L ’invecchiamento demografico, cioè la diminuzione della popolazione in età lavorativa, non colpisce in maniera indifferenziata il pianeta. In Africa, India Medio Oriente e Sud-Est asiatico si porranno forse il problema in futuro, mentre soprattutto l’Europa (ma anche Giappone e Corea) si trova sbilanciata da una crisi dettata dalle conseguenze negative dell’invecchiamento, che indeboliscono il quadro economico. La prima conseguenza discende dal fatto che la diminuzione totale della popolazione europea (-0,1% l’anno) è inferiore al calo della popolazione in età lavorativa, circa -0,3% l’anno.

E ciò in ragione dell’allungamento della vita media. Sembrano percentuali risibili, ma in realtà la diminuzione del reddito pro-capite dello 0,2% l’anno penalizza la crescita e le relative entrate fiscali, e, tenuto conto del fabbisogno di spesa pubblica relativo alla dimensione totale della popolazione, porta a una politica budgettaria sempre più restrittiva e a un appesantimento del debito pubblico.

La seconda conseguenza riguarda la diminuzione di produttività: i lavoratori anziani sono comunque meno produttivi dei lavoratori giovani e meno adattabili alle nuove tecnologie, e in maniera crescente nel tempo. Ciò porta alla terza conseguenza: il rallentamento della potenzialità economica e del tasso di crescita nel lungo termine. Nella zona Euro la popolazione in età lavorativa diminuisce dello 0,3% l’anno e il tasso di occupazione aumenta dello 0,7% l’anno: la crescita potenziale dello 0,4% l’anno è dunque ben inferiore a quanto ottenuto in passato (da 1 a 1,3%) e lontana dalle attuali previsioni di medio periodo.

Una quarta conseguenza deriva dalla perdita di attrattività: gli investitori prediligono le regioni e i Paesi con una crescita sostenuta rispetto a quelli con una crescita debole e una produttività in calo, e non vale nessun appello alla solidarietà o all’amore di patria – come ben si vede guardando ad esempio i dati della Sardegna.

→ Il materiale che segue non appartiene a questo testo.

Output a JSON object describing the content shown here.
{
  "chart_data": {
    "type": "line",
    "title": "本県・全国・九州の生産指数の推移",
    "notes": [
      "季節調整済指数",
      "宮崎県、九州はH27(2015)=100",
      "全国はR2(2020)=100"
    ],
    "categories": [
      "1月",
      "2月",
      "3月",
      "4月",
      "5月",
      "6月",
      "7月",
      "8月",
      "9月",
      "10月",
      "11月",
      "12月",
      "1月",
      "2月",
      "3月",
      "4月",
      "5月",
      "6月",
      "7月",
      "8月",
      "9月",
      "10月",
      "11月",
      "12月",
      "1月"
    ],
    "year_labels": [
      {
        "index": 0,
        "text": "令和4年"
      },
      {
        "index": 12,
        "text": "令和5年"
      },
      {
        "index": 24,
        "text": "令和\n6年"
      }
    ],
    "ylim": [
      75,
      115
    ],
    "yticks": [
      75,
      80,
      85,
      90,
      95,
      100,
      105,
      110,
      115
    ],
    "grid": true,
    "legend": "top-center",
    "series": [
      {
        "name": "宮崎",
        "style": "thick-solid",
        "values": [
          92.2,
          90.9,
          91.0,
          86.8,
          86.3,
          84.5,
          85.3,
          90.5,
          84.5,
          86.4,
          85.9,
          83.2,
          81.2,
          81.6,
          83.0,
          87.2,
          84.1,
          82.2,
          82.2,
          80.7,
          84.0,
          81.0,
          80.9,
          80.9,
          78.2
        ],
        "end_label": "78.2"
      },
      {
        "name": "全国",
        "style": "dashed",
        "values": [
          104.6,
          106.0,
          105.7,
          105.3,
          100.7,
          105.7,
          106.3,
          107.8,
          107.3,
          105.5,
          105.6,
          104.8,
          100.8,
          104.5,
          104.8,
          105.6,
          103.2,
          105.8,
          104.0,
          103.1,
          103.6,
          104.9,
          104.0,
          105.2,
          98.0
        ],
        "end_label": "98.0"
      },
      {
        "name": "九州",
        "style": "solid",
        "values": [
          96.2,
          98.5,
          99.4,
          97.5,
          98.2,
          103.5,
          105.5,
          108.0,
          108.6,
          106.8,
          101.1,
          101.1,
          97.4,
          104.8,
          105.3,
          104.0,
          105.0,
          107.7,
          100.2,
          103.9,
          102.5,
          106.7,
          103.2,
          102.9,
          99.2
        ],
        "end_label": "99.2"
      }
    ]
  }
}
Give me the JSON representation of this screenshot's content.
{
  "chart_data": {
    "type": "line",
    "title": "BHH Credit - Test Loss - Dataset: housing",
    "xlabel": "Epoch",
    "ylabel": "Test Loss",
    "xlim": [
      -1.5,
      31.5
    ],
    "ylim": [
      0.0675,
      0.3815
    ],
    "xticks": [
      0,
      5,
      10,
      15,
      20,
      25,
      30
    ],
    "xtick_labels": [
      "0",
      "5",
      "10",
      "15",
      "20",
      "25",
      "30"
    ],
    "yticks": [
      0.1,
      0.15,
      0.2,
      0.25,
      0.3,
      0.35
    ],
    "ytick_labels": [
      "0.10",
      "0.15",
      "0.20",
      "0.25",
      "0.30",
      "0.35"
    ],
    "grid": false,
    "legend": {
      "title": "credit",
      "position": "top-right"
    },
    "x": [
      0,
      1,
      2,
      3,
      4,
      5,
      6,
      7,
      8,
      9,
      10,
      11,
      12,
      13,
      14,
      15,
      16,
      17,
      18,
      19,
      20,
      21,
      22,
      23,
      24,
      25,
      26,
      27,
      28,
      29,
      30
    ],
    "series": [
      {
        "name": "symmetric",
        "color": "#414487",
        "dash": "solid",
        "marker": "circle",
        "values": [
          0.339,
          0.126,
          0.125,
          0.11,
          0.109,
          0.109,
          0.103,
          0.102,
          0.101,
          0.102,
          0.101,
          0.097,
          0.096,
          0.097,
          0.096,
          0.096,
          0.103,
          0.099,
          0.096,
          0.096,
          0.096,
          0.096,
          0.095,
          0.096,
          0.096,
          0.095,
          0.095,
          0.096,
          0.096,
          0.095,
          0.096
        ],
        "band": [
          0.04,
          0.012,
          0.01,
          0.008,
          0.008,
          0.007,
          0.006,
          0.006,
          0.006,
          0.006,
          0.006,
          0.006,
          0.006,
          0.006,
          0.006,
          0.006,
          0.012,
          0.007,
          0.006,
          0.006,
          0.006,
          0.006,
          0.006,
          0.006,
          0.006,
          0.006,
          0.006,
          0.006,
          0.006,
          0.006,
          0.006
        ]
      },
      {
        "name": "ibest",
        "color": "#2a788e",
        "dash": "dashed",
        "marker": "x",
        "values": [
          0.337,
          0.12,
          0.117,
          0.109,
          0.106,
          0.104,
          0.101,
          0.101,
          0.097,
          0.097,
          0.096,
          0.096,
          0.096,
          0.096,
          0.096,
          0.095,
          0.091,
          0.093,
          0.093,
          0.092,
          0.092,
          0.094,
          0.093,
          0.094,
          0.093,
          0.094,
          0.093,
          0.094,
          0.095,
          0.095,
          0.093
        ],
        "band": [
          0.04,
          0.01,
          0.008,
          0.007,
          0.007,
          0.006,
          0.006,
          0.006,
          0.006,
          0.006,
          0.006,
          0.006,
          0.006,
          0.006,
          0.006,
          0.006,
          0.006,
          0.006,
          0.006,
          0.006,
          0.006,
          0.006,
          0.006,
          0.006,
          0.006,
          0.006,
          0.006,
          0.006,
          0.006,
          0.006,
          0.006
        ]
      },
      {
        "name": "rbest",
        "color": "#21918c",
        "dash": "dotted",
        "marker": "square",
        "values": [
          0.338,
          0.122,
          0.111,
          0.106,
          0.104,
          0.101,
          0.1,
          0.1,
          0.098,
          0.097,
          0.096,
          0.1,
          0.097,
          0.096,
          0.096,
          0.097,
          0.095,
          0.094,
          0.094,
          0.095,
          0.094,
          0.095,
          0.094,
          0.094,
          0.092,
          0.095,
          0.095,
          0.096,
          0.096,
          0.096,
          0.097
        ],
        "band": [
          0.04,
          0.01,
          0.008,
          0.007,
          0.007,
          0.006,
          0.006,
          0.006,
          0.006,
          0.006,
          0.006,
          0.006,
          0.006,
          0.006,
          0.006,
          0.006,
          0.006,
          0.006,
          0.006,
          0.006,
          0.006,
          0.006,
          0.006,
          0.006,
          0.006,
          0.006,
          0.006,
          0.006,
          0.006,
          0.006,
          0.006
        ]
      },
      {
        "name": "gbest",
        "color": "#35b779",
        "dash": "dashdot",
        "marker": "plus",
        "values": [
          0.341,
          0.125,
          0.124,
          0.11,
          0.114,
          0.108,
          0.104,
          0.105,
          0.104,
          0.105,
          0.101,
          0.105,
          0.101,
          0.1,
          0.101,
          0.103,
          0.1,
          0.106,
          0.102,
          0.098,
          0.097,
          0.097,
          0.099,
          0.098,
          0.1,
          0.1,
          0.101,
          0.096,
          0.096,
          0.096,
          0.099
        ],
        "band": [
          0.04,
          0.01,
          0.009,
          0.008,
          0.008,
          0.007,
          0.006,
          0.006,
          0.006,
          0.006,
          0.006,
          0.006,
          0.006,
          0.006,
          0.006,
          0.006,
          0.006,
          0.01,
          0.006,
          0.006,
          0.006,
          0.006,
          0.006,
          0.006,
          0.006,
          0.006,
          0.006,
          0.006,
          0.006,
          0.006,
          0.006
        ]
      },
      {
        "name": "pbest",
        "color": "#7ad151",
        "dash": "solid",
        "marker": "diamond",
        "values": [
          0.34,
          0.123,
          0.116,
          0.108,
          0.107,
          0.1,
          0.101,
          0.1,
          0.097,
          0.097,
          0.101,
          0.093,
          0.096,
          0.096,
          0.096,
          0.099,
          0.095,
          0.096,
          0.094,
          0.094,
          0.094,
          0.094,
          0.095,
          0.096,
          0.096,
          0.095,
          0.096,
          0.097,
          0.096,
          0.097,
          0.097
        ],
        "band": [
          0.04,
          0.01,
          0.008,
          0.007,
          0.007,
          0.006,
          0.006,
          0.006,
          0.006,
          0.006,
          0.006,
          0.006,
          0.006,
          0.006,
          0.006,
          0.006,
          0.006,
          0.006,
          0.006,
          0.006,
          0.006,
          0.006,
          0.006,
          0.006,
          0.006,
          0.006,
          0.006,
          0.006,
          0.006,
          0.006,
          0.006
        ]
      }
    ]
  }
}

La quinta conseguenza è lo svilupparsi di una crisi immobiliare. Man mano che diminuisce la popolazione in età lavorativa e aumenta quella dei pensionati, i giovani potenziali acquisitori d’abitazioni saranno (sono) meno numerosi dei venditori: l’eccesso d’offerta determina un calo dei prezzi dell’immobiliare, una perdita patrimoniale.

Un’ulteriore grave conseguenza è in termini di (in)giustizia. Le crisi economiche non sono mai piatte, un mal comune mezzo gaudio, ma colpiscono in maniera maggiore le fasce più disagiate e le regioni più deboli. Si crea pertanto una situazione d’ingiustizia sociale che si alimenta, in un circolo vizioso, con la crisi economica. Se non fossimo quotidianamente confusi da una distrazione di massa condita da non-fatti riguardanti persone e situazioni marginali, ci accorgeremmo ad esempio di quanto stia avvenendo in Sardegna e di quali differenze emergano tra le varie zone. La non rilevanza data al rapporto Crenos sulla situazione sarda appare infatti inconcepibile, essendo l’analisi la più cruda degli ultimi anni, per certi versi devastante, tuttavia tenuta nascosta sotto le pieghe delle tattiche politiche e delle emotività social d’ogni giorno.

Mi limito a ricordare il primato negativo della Sardegna per la prima infanzia (solamente 13 su 100 bambini sardi tra 0 e 2 anni utilizzano servizi ad hoc), e il non casuale calo demografico (la Sardegna ha il primato della più bassa natalità nell’UE, negli ultimi 10 anni crollata del 38,2%, peggiorando costantemente i dati di mortalità) e il contemporaneo invecchiamento della popolazione (242 anziani ogni 100 giovani).

Si confrontino i dati del Trentino Alto Adige, ad esempio, per comprendere che se due te rzi della Sardegna sono in condizioni quasi feudali, senza servizi, lavoro e speranze, non è colpa della fatalità ma di una politica che continua a fallire sistematicamente ed estesamente.